Miguel Carqueija

  

         — Escute, Fábio. Vou lhe dizer pela 56ª vez que...

         — O.K., Adriano. Olhe, vou lhe explicar claramente: o chefão — eu disse O CHEFÃO — disse que a novela tem que ser alterada, portanto ela terá que ser alterada.

         — Mas ele está exigido demais.

         — Que nada, homem! Olhe, quer ver só? Ele me deu tudo por escrito...

         Adriano esperou, segurando o fone. O outro logo retornou:

         — Pronto, amizade. Olhe, veja bem qual é o problema: no momento a novela está assim: Rosemary ama Augusto, mas está noiva de Fabrício; ao mesmo tempo é amada por Júlio, o sujeito que está sendo processado pelo Leonardo. Enquanto isso o Professor Gusmão continua recebendo cartas anônimas acusando Lourdes de ligação com Alfredo e a Miriam ainda está investigando para descobrir quem é a sua mãe; os pais da Arlete não querem que ela namore com o Tito porque ele é pobre, mas ele está tentando arranjar um emprego melhor com a ajuda do Péricles. O Jaime está doente e o Nélson disse que dessa vez vai se vingar do Amaral, enquanto a Sônia continua falando mal da Aretuza e a Marília descobre que se apaixonou pelo Teotônio. Ora bem, Adriano. O chefe manda dizer que essa história está muito simples e que é preciso complicar um pouco mais. Além disso aquele ator, o Francisco Caroço, caiu tão bem no gosto do público que o personagem que ele interpreta, o Leonardo, tem que deixar de ser vilão e passar a ser herói. Veja se dá um jeito dele casar com a Rosemary. Outra coisa: arranje um personagem que venha “das sombras do passado” para fazer chantagem com o Péricles. Ah, sim: tire o Edgar da prisão, faça a Marília pensar que o Teotônio é casado e arranje um enfarte para o inspetor Morais. Até lá aguente a situação meio parada.  

         — Quanto tempo eu tenho para reescrever tudo isso?

         — Uma semana, dez dias no máximo. Acrescente mais uns dez ou quinze personagens, e tudo estará bem.

         Adriano pousou o fone e começou a procurar nas gavetas: onde é mesmo que tinha guardado a pistola?

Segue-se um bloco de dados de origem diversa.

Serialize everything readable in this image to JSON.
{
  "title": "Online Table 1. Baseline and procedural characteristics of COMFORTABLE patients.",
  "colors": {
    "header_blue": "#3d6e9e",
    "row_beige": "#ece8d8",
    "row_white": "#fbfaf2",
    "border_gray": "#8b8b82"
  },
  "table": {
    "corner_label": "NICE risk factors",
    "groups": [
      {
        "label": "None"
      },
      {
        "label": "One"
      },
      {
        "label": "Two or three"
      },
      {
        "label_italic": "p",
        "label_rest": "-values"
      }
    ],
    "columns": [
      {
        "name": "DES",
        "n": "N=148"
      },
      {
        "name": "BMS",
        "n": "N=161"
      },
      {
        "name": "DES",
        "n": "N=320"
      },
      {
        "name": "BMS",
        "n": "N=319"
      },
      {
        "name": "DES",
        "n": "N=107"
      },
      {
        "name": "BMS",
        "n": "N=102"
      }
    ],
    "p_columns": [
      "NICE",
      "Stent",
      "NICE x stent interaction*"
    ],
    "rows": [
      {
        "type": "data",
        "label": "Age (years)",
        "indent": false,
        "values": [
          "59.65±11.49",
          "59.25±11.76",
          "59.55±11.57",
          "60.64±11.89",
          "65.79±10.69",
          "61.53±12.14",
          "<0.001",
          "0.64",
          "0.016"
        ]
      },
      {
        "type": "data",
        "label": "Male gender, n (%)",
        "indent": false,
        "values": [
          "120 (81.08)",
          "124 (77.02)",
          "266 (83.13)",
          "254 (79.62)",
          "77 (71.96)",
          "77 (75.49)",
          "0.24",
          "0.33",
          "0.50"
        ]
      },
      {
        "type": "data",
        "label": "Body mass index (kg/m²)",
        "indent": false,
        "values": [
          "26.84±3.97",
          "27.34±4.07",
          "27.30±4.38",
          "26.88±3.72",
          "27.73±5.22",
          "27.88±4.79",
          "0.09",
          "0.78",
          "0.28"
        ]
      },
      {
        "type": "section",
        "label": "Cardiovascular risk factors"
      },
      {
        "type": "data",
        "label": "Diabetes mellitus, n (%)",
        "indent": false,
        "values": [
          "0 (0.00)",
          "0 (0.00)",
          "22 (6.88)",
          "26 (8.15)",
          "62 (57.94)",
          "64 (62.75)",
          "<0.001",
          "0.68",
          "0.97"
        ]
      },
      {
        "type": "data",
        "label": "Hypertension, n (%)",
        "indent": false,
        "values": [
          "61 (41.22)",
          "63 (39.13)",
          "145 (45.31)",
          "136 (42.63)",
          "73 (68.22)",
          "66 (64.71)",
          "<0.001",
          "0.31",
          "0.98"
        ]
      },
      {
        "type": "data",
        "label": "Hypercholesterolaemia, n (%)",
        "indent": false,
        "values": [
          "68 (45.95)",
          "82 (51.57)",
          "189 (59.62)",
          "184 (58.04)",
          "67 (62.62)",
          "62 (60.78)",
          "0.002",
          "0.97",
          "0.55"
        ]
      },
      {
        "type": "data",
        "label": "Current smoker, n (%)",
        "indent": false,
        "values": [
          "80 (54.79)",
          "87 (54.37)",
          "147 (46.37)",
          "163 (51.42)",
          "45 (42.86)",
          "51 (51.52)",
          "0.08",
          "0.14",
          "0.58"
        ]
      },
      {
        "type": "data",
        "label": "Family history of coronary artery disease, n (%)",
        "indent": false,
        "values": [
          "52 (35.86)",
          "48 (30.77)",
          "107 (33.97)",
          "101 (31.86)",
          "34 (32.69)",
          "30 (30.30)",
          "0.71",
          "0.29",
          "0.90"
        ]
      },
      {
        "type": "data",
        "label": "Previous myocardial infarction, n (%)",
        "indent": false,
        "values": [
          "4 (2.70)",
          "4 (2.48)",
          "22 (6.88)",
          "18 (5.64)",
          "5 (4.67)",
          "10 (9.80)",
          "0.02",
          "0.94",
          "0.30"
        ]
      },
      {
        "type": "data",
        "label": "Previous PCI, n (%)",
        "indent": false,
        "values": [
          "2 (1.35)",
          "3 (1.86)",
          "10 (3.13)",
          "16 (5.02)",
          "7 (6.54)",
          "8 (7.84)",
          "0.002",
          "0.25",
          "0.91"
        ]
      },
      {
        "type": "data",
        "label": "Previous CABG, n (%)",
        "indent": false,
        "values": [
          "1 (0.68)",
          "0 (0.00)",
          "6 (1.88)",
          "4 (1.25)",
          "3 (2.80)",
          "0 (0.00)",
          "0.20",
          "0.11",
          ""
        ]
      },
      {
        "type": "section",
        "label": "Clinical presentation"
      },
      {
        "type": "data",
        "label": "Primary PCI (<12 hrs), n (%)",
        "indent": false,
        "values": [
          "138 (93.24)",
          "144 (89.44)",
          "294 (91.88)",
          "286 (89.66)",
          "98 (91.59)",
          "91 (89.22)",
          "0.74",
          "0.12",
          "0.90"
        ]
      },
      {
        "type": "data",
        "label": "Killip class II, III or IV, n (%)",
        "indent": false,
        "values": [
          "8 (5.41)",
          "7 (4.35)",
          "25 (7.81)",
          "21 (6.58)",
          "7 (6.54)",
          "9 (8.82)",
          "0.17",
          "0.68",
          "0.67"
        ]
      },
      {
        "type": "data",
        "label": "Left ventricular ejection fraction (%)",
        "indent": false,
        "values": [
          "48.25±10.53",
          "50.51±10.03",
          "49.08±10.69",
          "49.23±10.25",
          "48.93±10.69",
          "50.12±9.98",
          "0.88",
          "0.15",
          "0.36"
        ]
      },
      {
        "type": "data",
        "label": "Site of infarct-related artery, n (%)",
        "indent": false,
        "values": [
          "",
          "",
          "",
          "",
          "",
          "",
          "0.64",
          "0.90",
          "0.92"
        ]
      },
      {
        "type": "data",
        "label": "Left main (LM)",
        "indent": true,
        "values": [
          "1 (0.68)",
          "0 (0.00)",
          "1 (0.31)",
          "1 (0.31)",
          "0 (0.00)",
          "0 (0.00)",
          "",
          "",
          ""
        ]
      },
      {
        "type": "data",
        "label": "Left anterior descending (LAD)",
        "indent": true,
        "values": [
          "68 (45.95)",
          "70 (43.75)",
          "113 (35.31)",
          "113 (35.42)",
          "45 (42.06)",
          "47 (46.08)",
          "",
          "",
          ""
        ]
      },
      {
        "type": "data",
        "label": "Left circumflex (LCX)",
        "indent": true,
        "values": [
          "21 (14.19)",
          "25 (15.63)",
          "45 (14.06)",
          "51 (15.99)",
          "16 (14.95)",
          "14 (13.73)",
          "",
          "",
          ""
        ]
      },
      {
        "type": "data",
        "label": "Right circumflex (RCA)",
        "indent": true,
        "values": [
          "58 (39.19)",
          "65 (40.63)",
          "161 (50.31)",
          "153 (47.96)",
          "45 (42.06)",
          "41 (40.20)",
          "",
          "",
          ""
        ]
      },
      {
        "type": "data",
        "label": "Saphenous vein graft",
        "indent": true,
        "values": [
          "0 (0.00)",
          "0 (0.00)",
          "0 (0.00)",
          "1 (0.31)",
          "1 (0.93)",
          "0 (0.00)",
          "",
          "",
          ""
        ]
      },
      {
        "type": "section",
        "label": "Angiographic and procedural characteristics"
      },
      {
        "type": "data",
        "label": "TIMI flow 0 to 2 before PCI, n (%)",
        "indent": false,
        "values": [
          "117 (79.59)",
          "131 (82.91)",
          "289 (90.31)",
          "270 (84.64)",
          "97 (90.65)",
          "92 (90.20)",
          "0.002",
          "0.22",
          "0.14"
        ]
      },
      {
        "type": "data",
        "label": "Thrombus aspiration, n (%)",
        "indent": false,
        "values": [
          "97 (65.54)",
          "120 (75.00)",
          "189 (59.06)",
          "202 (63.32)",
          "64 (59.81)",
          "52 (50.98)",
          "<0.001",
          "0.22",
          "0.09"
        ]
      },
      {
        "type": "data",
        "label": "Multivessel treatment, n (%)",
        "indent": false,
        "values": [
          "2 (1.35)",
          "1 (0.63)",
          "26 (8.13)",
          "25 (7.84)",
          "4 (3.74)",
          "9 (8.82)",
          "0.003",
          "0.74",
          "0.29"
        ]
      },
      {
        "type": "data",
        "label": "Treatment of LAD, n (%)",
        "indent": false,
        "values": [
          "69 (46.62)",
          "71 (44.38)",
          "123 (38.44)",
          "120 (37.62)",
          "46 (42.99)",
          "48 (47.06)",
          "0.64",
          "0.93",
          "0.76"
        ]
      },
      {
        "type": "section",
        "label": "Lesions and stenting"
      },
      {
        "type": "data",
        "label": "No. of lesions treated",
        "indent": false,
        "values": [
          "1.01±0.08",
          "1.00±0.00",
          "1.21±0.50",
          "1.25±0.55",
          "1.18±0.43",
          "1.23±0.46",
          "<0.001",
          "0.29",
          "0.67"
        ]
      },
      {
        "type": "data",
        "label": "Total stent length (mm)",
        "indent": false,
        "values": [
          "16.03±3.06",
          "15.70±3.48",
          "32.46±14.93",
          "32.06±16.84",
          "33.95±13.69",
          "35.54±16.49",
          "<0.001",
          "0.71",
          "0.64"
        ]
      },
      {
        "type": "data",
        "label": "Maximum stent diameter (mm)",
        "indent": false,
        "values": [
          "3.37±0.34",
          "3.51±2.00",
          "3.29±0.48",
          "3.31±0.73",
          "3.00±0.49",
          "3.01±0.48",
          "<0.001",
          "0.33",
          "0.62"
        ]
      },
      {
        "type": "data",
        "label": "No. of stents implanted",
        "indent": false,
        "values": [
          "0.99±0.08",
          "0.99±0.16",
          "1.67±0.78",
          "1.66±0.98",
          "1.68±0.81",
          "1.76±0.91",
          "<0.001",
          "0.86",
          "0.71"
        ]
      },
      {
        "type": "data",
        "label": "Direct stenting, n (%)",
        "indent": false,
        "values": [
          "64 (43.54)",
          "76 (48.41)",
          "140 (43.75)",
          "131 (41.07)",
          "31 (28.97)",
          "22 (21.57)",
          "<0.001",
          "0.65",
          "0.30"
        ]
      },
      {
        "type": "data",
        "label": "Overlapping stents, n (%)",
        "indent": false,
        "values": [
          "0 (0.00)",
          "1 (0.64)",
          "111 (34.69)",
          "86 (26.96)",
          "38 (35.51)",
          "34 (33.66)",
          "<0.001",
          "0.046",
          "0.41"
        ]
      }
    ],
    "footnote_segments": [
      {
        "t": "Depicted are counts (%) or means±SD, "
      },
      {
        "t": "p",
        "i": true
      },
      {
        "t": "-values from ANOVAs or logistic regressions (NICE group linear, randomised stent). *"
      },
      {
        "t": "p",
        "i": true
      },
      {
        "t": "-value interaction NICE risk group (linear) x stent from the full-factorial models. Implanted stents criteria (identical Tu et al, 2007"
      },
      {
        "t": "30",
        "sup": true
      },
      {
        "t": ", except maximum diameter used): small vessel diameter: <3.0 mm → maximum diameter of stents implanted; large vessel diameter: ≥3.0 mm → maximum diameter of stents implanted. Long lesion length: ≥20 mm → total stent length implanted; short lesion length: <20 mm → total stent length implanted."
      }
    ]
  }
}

         Súbito brilhou um clarão estranho a um canto da sala. Adriano pulou de susto. No meio de uma poeira luminosa, azul e rosa, materializou-se uma linda jovem, com asas diáfanas de louva-a-Deus, vestido branco e sapatos cor-de-rosa, segurando uma varinha de condão.

         — Não tema, Adriano. Eu sou a sua fada madrinha. Estou aqui porque você precisa de mim.

         — Puxa! A senhora chegou na hora certa! Eu já não sabia mais o que fazer.

         — Pois não precisa mais se preocupar. Uma volta com minha varinha, assim... algumas palavras mágicas (disse uma série de coisas que o outro não entendeu... e pronto! Já está tudo reescrito como o seu chefe quer!

         — Dona fada, eu não sei como lhe agradecer! Não sei nem como começar!

         — Ora, não precisa agradecer, Adriano. Fada madrinha é para isso. Agora... há mais alguma coisa que você precise?

         — Bem, sim, dona fada... será que a senhora pode dar um jeito para que a gente consiga fazer novelas de bom gosto?

          Ela fez um gesto de desalento.

         — Infelizmente, Adriano, isso é pedir demais!